Lebid'in kızını anlamak

Cahiliye döneminde en meşhur ediplere ait Kâbe'nin duvarına altın ile yazılan ve "Muallakat-ı Seb'a" denilen en etkili yedi şiiri Kurân-ı Kerîm'in üslup ve belagatine karşı tüm değerini kaybetti.

Hatta bazı kişiler Kur'ân-ı Kerîm'e inanmasalar bile belagatine karşı secdeye kapandılar. Meşhur şairlerden olan Lebid'in şiiri ayete karşı bunun bir değeri kalmadı diyerek kızı tarafından Kâbe duvarından indirildi. Lebid'in kızı yaptığı bu hareketle sadece o zamana değil bu zamana da bazı mesajlar veriyor. O mesajları anlamaya çalışmak gerektiğini düşünüyorum.

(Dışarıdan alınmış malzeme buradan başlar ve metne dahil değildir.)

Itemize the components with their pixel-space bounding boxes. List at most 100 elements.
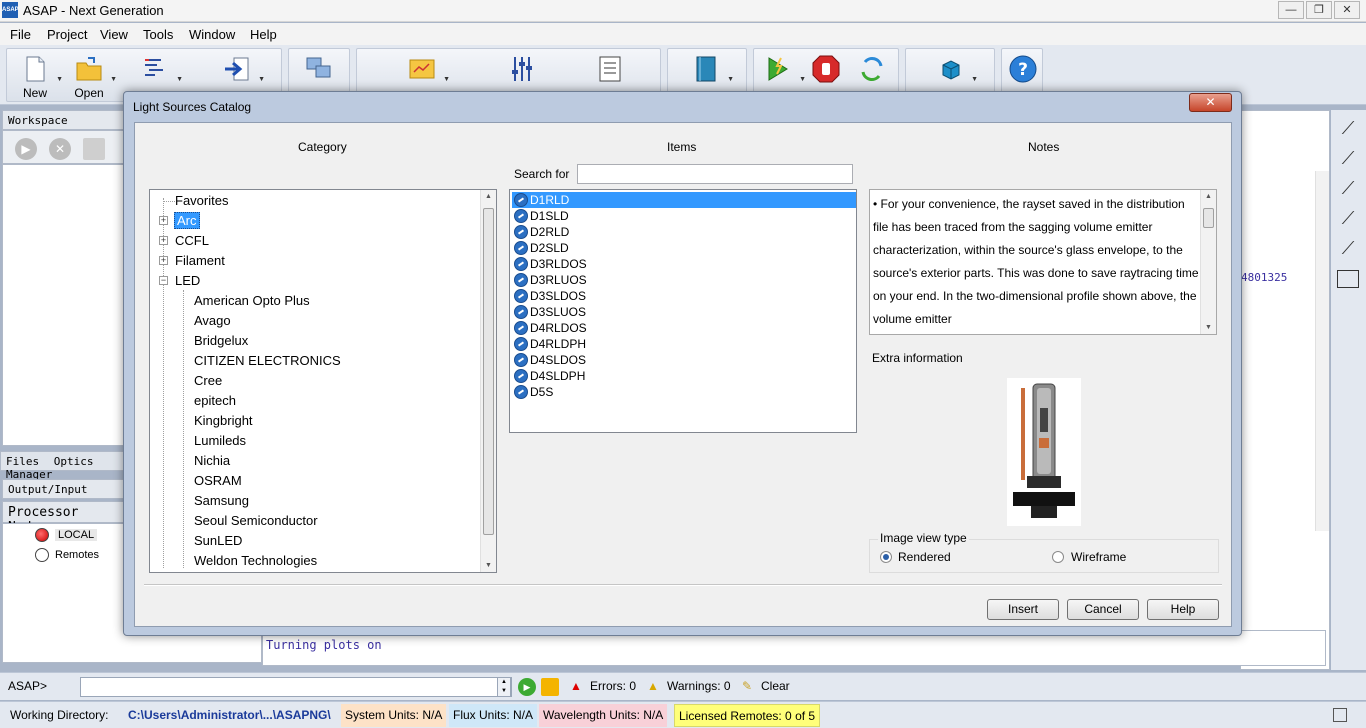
led-nichia[interactable]: Nichia <box>194 453 230 468</box>
chevron-down-icon[interactable]: ▼ <box>258 76 265 83</box>
notes-scroll-thumb[interactable] <box>1203 208 1214 228</box>
clear-button[interactable]: Clear <box>761 679 790 693</box>
right-editor-panel: 4801325 <box>1240 110 1330 670</box>
wireframe-radio[interactable] <box>1052 551 1064 563</box>
catalog-item[interactable]: D3RLDOS <box>512 256 856 272</box>
category-filament[interactable]: Filament <box>175 253 225 268</box>
panel-layout-icon[interactable] <box>1337 270 1359 288</box>
catalog-item[interactable]: D2RLD <box>512 224 856 240</box>
category-scrollbar[interactable]: ▲ ▼ <box>480 190 496 572</box>
catalog-item[interactable]: D4RLDOS <box>512 320 856 336</box>
category-arc[interactable]: Arc <box>174 212 200 229</box>
category-scroll-thumb[interactable] <box>483 208 494 535</box>
working-directory-path[interactable]: C:\Users\Administrator\...\ASAPNG\ <box>124 704 335 727</box>
catalog-item[interactable]: D4RLDPH <box>512 336 856 352</box>
led-avago[interactable]: Avago <box>194 313 231 328</box>
insert-button[interactable]: Insert <box>987 599 1059 620</box>
catalog-item[interactable]: D2SLD <box>512 240 856 256</box>
notes-scrollbar[interactable]: ▲ ▼ <box>1200 190 1216 334</box>
menu-help[interactable]: Help <box>250 27 277 42</box>
led-cree[interactable]: Cree <box>194 373 222 388</box>
rendered-radio[interactable] <box>880 551 892 563</box>
restore-button[interactable]: ❐ <box>1306 1 1332 19</box>
dialog-close-button[interactable]: ✕ <box>1189 93 1232 112</box>
light-ray-icon[interactable]: ⟋ <box>1337 208 1359 230</box>
led-kingbright[interactable]: Kingbright <box>194 413 253 428</box>
layout-toggle-icon[interactable] <box>1333 708 1347 722</box>
led-sunled[interactable]: SunLED <box>194 533 242 548</box>
led-seoul-semiconductor[interactable]: Seoul Semiconductor <box>194 513 318 528</box>
chevron-down-icon[interactable]: ▼ <box>56 76 63 83</box>
category-favorites[interactable]: Favorites <box>175 193 228 208</box>
catalog-item[interactable]: D4SLDPH <box>512 368 856 384</box>
new-button[interactable]: New ▼ <box>15 54 63 102</box>
menu-file[interactable]: File <box>10 27 31 42</box>
lock-icon[interactable] <box>541 678 559 696</box>
category-ccfl[interactable]: CCFL <box>175 233 209 248</box>
catalog-item[interactable]: D3RLUOS <box>512 272 856 288</box>
led-osram[interactable]: OSRAM <box>194 473 242 488</box>
minimize-button[interactable]: — <box>1278 1 1304 19</box>
open-button[interactable]: Open ▼ <box>69 54 117 102</box>
command-spinner[interactable]: ▲ ▼ <box>497 677 511 697</box>
editor-scrollbar[interactable] <box>1315 171 1329 531</box>
led-samsung[interactable]: Samsung <box>194 493 249 508</box>
led-lumileds[interactable]: Lumileds <box>194 433 246 448</box>
catalog-item[interactable]: D3SLDOS <box>512 288 856 304</box>
rendered-label[interactable]: Rendered <box>898 550 951 564</box>
stop-hand-icon <box>812 55 840 83</box>
category-led[interactable]: LED <box>175 273 200 288</box>
catalog-item[interactable]: D5S <box>512 384 856 400</box>
broom-icon: ✎ <box>742 679 753 693</box>
menu-project[interactable]: Project <box>47 27 87 42</box>
cancel-button[interactable]: Cancel <box>1067 599 1139 620</box>
chevron-down-icon[interactable]: ▼ <box>727 76 734 83</box>
expand-arc-icon[interactable]: + <box>159 216 168 225</box>
category-tree[interactable]: Favorites + Arc + CCFL + Filament − LED … <box>149 189 497 573</box>
menu-tools[interactable]: Tools <box>143 27 173 42</box>
collapse-led-icon[interactable]: − <box>159 276 168 285</box>
items-list[interactable]: D1RLD D1SLD D2RLD D2SLD D3RLDOS D3RLUOS D3SLDO… <box>509 189 857 433</box>
expand-ccfl-icon[interactable]: + <box>159 236 168 245</box>
light-source-icon <box>514 289 528 303</box>
light-ray-icon[interactable]: ⟋ <box>1337 178 1359 200</box>
wireframe-label[interactable]: Wireframe <box>1071 550 1126 564</box>
chevron-down-icon[interactable]: ▼ <box>799 76 806 83</box>
close-button[interactable]: ✕ <box>1334 1 1360 19</box>
chevron-down-icon[interactable]: ▼ <box>176 76 183 83</box>
local-node-label[interactable]: LOCAL <box>55 529 98 541</box>
chevron-down-icon[interactable]: ▼ <box>443 76 450 83</box>
computer-network-icon <box>306 57 331 78</box>
menu-window[interactable]: Window <box>189 27 235 42</box>
remotes-node-label[interactable]: Remotes <box>55 549 99 561</box>
chevron-down-icon[interactable]: ▼ <box>110 76 117 83</box>
light-ray-icon[interactable]: ⟋ <box>1337 238 1359 260</box>
chevron-down-icon[interactable]: ▼ <box>971 76 978 83</box>
system-units-badge: System Units: N/A <box>341 704 447 727</box>
local-node-indicator[interactable] <box>35 528 49 542</box>
catalog-item[interactable]: D4SLDOS <box>512 352 856 368</box>
save-disk-icon[interactable] <box>83 138 105 160</box>
folder-chart-icon <box>409 59 435 79</box>
tab-files[interactable]: Files <box>6 455 39 468</box>
catalog-item[interactable]: D3SLUOS <box>512 304 856 320</box>
command-input[interactable] <box>80 677 512 697</box>
run-command-icon[interactable]: ▶ <box>518 678 536 696</box>
led-weldon-technologies[interactable]: Weldon Technologies <box>194 553 317 568</box>
remotes-node-indicator[interactable] <box>35 548 49 562</box>
help-button[interactable]: Help <box>1147 599 1219 620</box>
catalog-item[interactable]: D1RLD <box>512 192 856 208</box>
cancel-circle-icon[interactable]: ✕ <box>49 138 71 160</box>
led-american-opto-plus[interactable]: American Opto Plus <box>194 293 310 308</box>
expand-filament-icon[interactable]: + <box>159 256 168 265</box>
play-icon[interactable]: ▶ <box>15 138 37 160</box>
search-input[interactable] <box>577 164 853 184</box>
light-ray-icon[interactable]: ⟋ <box>1337 148 1359 170</box>
catalog-item[interactable]: D1SLD <box>512 208 856 224</box>
led-citizen-electronics[interactable]: CITIZEN ELECTRONICS <box>194 353 341 368</box>
led-epitech[interactable]: epitech <box>194 393 236 408</box>
light-ray-icon[interactable]: ⟋ <box>1337 118 1359 140</box>
menu-view[interactable]: View <box>100 27 128 42</box>
led-bridgelux[interactable]: Bridgelux <box>194 333 248 348</box>
catalog-item-label: D5S <box>530 385 554 399</box>
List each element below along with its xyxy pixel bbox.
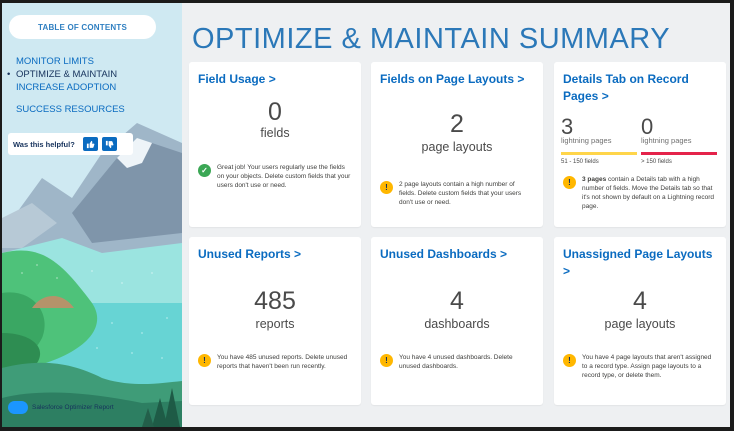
message-text: You have 4 page layouts that aren't assi… (582, 354, 712, 379)
metric-unit: fields (260, 126, 290, 140)
left-metric-label: lightning pages (561, 136, 612, 145)
message-text: You have 485 unused reports. Delete unus… (217, 354, 348, 370)
metric-value: 4 (633, 287, 647, 315)
warning-icon: ! (198, 354, 211, 367)
unused-reports-link[interactable]: Unused Reports > (198, 246, 352, 263)
field-usage-link[interactable]: Field Usage > (198, 71, 352, 88)
card-fields-on-page-layouts: Fields on Page Layouts > 2 page layouts … (371, 62, 543, 227)
status-message: ! You have 4 page layouts that aren't as… (563, 353, 716, 380)
metric-value: 2 (450, 110, 464, 138)
nav-item-optimize-maintain[interactable]: OPTIMIZE & MAINTAIN (7, 68, 175, 81)
toc-label: TABLE OF CONTENTS (37, 22, 128, 32)
warning-icon: ! (563, 176, 576, 189)
warning-icon: ! (380, 181, 393, 194)
status-message: ✓ Great job! Your users regularly use th… (198, 163, 351, 190)
table-of-contents-button[interactable]: TABLE OF CONTENTS (9, 15, 156, 39)
card-unused-reports: Unused Reports > 485 reports ! You have … (189, 237, 361, 405)
metric-unit: reports (255, 317, 295, 331)
metric-value: 485 (254, 287, 296, 315)
message-text: Great job! Your users regularly use the … (217, 164, 351, 189)
card-details-tab: Details Tab on Record Pages > 3 lightnin… (554, 62, 726, 227)
salesforce-cloud-icon (8, 401, 28, 414)
metric-value: 4 (450, 287, 464, 315)
warning-icon: ! (380, 354, 393, 367)
range-bar-red (641, 152, 717, 155)
helpful-label: Was this helpful? (13, 139, 75, 149)
card-unused-dashboards: Unused Dashboards > 4 dashboards ! You h… (371, 237, 543, 405)
left-range-label: 51 - 150 fields (561, 159, 599, 165)
page-title: OPTIMIZE & MAINTAIN SUMMARY (192, 23, 671, 55)
unused-dashboards-link[interactable]: Unused Dashboards > (380, 246, 534, 263)
fields-on-page-layouts-link[interactable]: Fields on Page Layouts > (380, 71, 534, 88)
status-message: ! You have 4 unused dashboards. Delete u… (380, 353, 533, 371)
card-unassigned-page-layouts: Unassigned Page Layouts > 4 page layouts… (554, 237, 726, 405)
message-text: 3 pages contain a Details tab with a hig… (582, 176, 715, 210)
warning-icon: ! (563, 354, 576, 367)
nav-item-monitor-limits[interactable]: MONITOR LIMITS (10, 55, 175, 68)
metric-value: 0 (268, 98, 282, 126)
nav-item-success-resources[interactable]: SUCCESS RESOURCES (10, 103, 175, 116)
card-field-usage: Field Usage > 0 fields ✓ Great job! Your… (189, 62, 361, 227)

Hatta bu davranışın Risale-i Nur hizmet-i imaniyesine bakan yönünü dâhi yorumlamak gerekiyor. Onun için okuyucularımızla hissettiklerimi paylaşmak istiyorum. Lebid'in kızı Kâbe'den sadece babasının meşhur şiirini değil; enaniyeti, bencilliği, kıskançlığı, şahıs ve şahsiyetçiliği de indirmiştir. Şahsî muarazayı, rekabeti ve mücadeleyi hak ve hakikat etrafında şahs-ı manevî ismi ile toplanmaya ve birleşmeye tebdil etmiştir. Koyu ve kuru inadı hakta sebata ve hak yolunda her türlü fedakârlıkla değiştirmiştir. Kâbe'nin maddî duvarını-babası bile olsa- kendini yüceltmiş ve kendine yüksek bir makam tayin etmiş insanların işgalinden kurtardığı gibi maneviyatının da sadece Allah (cc) için olmak, Onun için işlemek, çalışmak ve görüşmek olduğunu göstermiştir.